Retrospective: Machine Translation

Acclaro's 10th anniversary is fast approaching, and today we want to take a look at one of the more striking changes in the translation services industry over the past decade: machine translation, or MT. There are two basic types of machine translation technology, rule-based and stats-based systems:

Rule-Based Machine Translation Technology

Rule-based machine translation relies on built-in linguistic rules and millions of bilingual dictionaries for each language pair. This process requires extensive lexicons with morphological, syntactic, and semantic information, outlining how the information is parsed and displayed. The software then uses these complex rule sets and then transfers the grammatical structure of the source language into the target language.

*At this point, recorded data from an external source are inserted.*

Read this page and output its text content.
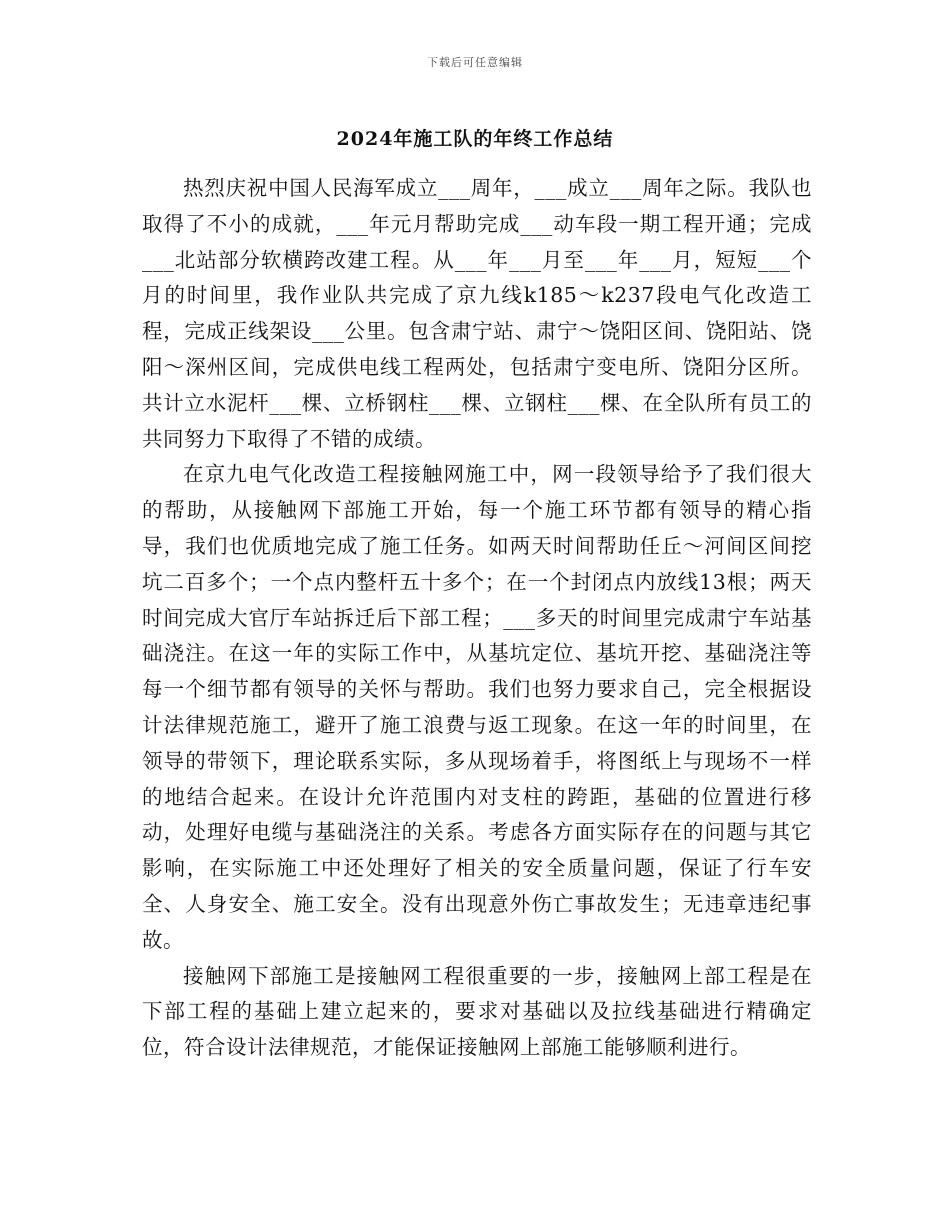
下载后可任意编辑
2024年施工队的年终工作总结

热烈庆祝中国人民海军成立___周年，___成立___周年之际。我队也取得了不小的成就，___年元月帮助完成___动车段一期工程开通；完成___北站部分软横跨改建工程。从___年___月至___年___月，短短___个月的时间里，我作业队共完成了京九线k185～k237段电气化改造工程，完成正线架设___公里。包含肃宁站、肃宁～饶阳区间、饶阳站、饶阳～深州区间，完成供电线工程两处，包括肃宁变电所、饶阳分区所。共计立水泥杆___棵、立桥钢柱___棵、立钢柱___棵、在全队所有员工的共同努力下取得了不错的成绩。

在京九电气化改造工程接触网施工中，网一段领导给予了我们很大的帮助，从接触网下部施工开始，每一个施工环节都有领导的精心指导，我们也优质地完成了施工任务。如两天时间帮助任丘～河间区间挖坑二百多个；一个点内整杆五十多个；在一个封闭点内放线13根；两天时间完成大官厅车站拆迁后下部工程；___多天的时间里完成肃宁车站基础浇注。在这一年的实际工作中，从基坑定位、基坑开挖、基础浇注等每一个细节都有领导的关怀与帮助。我们也努力要求自己，完全根据设计法律规范施工，避开了施工浪费与返工现象。在这一年的时间里，在领导的带领下，理论联系实际，多从现场着手，将图纸上与现场不一样的地结合起来。在设计允许范围内对支柱的跨距，基础的位置进行移动，处理好电缆与基础浇注的关系。考虑各方面实际存在的问题与其它影响，在实际施工中还处理好了相关的安全质量问题，保证了行车安全、人身安全、施工安全。没有出现意外伤亡事故发生；无违章违纪事故。

接触网下部施工是接触网工程很重要的一步，接触网上部工程是在下部工程的基础上建立起来的，要求对基础以及拉线基础进行精确定位，符合设计法律规范，才能保证接触网上部施工能够顺利进行。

Users can improve the out-of-the-box translation quality by adding their terminology into the translation process, on an as-needed basis. They create user-defined dictionaries which override the system's default settings.

Ten years ago, rule-based MT systems (like Systran) were pretty much the only game in town. While rule-based MT worked well for large companies with straightforward terminology, like the automotive or manufacturing industries, it wasn't the best option for many others, like marketing translations. All that changed with Google Translate, which works on a very different model.

Statistical Machine Translation Technology

Statistical machine translation analyzes and indexes of huge amounts of monolingual and bilingual corpora (a.k.a. sets of existing translations). We're not kidding: a minimum of 2 million words for a specific domain and even more for general language are required before stats-based MT can really function effectively. As a result, statistical machine translation is CPU intensive and requires an extensive hardware configuration to run translation models for average performance levels. However, you gain access to a much greater and more diverse pool of possible translations, thereby increasing the odds of getting good quality from the start.

Google Translate is probably the largest and best-known stats-based system, and for good reason: Google has been indexing translations for years, so they have a large and varied resource base.

What's the difference?

Rule-based MT provides good out-of-domain quality and is by nature predictable. Dictionary-based customization guarantees improved quality and compliance with corporate terminology, but translation results may lack the fluency readers expect. In terms of investment, the customization cycle needed to reach the quality threshold can be long and costly. The performance is high even on standard hardware.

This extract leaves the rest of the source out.